In April 2017 ,Cath Purdie was employed as the Communications officer funded by City of Edinburgh council and Joanne Gibb joined us the Treasurer in the spring. Unfortunately, Louise Middleton left in March 2018 to find full-time employment. An entertaining evening of musicians and comedians was held at the Granary as part of World Autism Awareness Week. Fund raising involved an abseil, decorating the Christmas tree at St Andrew’s and St George’s West in George Street. Funding applications were made to Scotrail for complementary therapy and Santander for budgeting workshops and will start in 2018. Several very successful workshops were held, IT for Beginners, Understanding Autism, Sensory Spectacle for sensory perception difficulties, Communication Tools to develop different techniques and Edible Christmas presents.
In 2018 the funding for the Communication Officer role was secured for another year. The World Autism Awareness event “Autistic Showcase” was held at the Central Library which exhibited the art work of many autistic people, two local libraries held sessions with authors and illustrators for 2 primary schools and a public opening for a question and answer session at the Central Library with Alan Gardner, who is a celebrated garden designer. There were several workshops funded to provide complementary therapy and budgeting information. A new treasurer, Varsha Choudhari, was recruited to the trustee board.

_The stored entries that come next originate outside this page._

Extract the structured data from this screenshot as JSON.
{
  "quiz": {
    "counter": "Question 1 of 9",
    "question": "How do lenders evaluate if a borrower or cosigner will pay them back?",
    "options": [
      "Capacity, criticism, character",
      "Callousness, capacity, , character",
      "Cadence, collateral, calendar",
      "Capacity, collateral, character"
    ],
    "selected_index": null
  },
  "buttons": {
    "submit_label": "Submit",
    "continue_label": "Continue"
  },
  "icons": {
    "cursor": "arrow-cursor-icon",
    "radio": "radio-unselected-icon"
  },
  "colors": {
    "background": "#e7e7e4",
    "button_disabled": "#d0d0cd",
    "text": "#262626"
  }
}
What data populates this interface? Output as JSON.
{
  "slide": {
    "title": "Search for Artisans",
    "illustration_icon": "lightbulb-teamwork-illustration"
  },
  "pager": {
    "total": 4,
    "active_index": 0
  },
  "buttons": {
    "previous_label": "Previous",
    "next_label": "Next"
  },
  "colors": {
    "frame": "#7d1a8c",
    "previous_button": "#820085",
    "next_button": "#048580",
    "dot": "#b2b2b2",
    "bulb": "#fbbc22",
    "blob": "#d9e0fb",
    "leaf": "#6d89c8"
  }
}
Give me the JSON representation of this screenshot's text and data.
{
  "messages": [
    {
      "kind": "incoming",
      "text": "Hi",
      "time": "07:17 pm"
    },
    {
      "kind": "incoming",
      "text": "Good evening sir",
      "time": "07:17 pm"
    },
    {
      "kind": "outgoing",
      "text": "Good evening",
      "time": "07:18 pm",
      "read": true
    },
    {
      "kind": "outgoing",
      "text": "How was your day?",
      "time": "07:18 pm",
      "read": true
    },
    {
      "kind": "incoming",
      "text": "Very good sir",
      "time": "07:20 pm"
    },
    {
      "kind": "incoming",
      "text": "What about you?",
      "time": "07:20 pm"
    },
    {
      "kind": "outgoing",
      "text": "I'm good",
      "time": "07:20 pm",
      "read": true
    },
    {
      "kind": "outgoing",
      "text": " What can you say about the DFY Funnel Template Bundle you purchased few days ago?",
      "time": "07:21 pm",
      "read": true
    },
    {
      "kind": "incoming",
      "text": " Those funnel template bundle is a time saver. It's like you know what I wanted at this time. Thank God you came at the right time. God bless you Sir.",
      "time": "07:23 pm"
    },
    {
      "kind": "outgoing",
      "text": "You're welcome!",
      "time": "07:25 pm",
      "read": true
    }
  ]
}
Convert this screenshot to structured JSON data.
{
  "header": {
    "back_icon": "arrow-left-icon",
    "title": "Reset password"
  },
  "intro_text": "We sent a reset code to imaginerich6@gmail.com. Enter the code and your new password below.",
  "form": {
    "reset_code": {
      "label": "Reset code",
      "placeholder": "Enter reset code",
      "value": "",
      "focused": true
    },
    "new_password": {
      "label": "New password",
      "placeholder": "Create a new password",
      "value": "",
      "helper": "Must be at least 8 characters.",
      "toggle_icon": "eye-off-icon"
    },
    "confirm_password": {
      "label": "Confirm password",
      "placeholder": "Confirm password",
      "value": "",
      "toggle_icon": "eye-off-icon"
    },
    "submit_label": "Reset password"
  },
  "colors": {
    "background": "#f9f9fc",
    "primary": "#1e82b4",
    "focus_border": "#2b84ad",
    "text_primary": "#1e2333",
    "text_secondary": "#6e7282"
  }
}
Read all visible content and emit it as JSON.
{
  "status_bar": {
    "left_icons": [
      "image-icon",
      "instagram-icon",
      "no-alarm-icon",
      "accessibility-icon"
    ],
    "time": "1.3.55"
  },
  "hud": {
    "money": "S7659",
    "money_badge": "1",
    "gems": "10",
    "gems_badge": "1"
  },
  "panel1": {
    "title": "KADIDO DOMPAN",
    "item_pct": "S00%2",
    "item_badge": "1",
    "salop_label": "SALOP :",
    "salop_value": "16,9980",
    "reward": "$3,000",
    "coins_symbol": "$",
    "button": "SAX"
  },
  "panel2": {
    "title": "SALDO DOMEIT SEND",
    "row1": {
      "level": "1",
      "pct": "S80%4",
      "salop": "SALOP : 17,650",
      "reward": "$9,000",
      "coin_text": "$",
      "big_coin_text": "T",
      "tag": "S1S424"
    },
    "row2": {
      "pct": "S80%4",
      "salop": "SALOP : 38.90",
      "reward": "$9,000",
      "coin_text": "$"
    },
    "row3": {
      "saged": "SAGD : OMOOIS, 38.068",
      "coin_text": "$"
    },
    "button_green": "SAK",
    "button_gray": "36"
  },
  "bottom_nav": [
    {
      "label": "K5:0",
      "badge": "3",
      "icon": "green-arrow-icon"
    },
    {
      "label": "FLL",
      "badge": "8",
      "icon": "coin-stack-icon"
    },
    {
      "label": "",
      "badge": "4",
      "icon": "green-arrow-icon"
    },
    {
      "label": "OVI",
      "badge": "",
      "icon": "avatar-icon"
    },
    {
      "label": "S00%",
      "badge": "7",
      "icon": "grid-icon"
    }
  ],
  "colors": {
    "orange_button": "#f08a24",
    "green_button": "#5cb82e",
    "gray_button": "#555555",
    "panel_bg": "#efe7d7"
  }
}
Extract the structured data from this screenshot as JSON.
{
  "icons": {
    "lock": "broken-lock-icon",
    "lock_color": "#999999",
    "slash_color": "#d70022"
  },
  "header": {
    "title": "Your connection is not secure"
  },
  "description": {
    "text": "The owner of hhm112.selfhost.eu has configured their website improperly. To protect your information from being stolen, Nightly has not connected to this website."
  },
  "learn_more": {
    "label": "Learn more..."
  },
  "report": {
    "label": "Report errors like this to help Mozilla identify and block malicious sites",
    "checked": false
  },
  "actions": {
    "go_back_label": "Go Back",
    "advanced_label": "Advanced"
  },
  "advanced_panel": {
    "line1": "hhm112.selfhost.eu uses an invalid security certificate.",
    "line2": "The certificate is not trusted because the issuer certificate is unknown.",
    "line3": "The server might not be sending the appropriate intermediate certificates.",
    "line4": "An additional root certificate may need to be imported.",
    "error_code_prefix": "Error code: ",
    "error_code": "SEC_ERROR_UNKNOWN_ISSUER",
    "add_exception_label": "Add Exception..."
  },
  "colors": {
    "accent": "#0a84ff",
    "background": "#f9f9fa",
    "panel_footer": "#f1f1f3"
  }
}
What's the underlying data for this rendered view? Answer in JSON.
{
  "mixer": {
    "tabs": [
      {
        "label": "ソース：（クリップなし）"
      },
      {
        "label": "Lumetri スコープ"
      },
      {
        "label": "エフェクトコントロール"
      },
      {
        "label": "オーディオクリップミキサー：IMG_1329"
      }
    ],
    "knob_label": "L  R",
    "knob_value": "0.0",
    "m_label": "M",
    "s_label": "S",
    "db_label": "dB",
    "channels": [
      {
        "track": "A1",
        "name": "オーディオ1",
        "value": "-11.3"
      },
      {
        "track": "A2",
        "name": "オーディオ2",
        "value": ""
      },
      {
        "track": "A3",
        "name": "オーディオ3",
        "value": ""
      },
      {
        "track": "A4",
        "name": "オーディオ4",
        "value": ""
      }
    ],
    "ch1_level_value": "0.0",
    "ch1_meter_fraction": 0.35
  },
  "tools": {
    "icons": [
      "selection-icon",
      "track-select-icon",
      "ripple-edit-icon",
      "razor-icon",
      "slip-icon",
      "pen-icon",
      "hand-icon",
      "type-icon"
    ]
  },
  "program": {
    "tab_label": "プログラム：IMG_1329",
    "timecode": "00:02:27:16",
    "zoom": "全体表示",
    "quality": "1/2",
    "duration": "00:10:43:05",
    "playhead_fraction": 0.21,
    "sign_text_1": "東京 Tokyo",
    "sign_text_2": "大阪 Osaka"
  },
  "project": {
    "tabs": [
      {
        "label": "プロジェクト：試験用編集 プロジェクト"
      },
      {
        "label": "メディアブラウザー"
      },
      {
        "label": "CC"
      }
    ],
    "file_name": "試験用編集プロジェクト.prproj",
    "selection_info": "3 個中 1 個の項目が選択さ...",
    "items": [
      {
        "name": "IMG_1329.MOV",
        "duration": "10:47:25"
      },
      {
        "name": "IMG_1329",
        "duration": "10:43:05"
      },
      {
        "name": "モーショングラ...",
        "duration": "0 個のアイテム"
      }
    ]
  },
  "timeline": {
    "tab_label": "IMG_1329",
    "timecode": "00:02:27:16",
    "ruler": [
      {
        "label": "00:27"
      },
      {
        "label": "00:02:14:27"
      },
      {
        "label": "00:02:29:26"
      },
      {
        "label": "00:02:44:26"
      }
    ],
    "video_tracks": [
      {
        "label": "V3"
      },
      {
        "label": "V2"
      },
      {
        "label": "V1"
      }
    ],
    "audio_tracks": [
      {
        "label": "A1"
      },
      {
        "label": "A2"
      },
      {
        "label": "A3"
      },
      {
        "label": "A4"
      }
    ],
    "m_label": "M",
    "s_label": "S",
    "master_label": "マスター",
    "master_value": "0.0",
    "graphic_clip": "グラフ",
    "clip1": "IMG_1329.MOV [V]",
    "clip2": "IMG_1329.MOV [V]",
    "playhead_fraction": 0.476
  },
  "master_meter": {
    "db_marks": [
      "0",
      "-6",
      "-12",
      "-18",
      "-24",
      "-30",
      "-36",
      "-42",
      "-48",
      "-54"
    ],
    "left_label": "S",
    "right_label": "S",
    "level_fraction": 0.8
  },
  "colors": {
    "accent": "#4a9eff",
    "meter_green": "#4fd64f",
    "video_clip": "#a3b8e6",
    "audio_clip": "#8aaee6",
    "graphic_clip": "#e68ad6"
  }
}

In 2019 The World Autism Awareness event “Success on the Spectrum” was a question and answer session with 4 autistic people and hosted by the staff at the Central Library. A book reading and story-telling programme with authors was held at local libraries. There was also a photographic exhibition “Curry and Autism” at Out of the Blue, Leith. The aim of the exhibition was to demonstrate that Dads can be caring too. This theme was interpreted with black and white portraits and anonymised quotes which were profound and thought provoking. Produced a short film with a professional company, Bridge 4 Films, about the role of Pasda.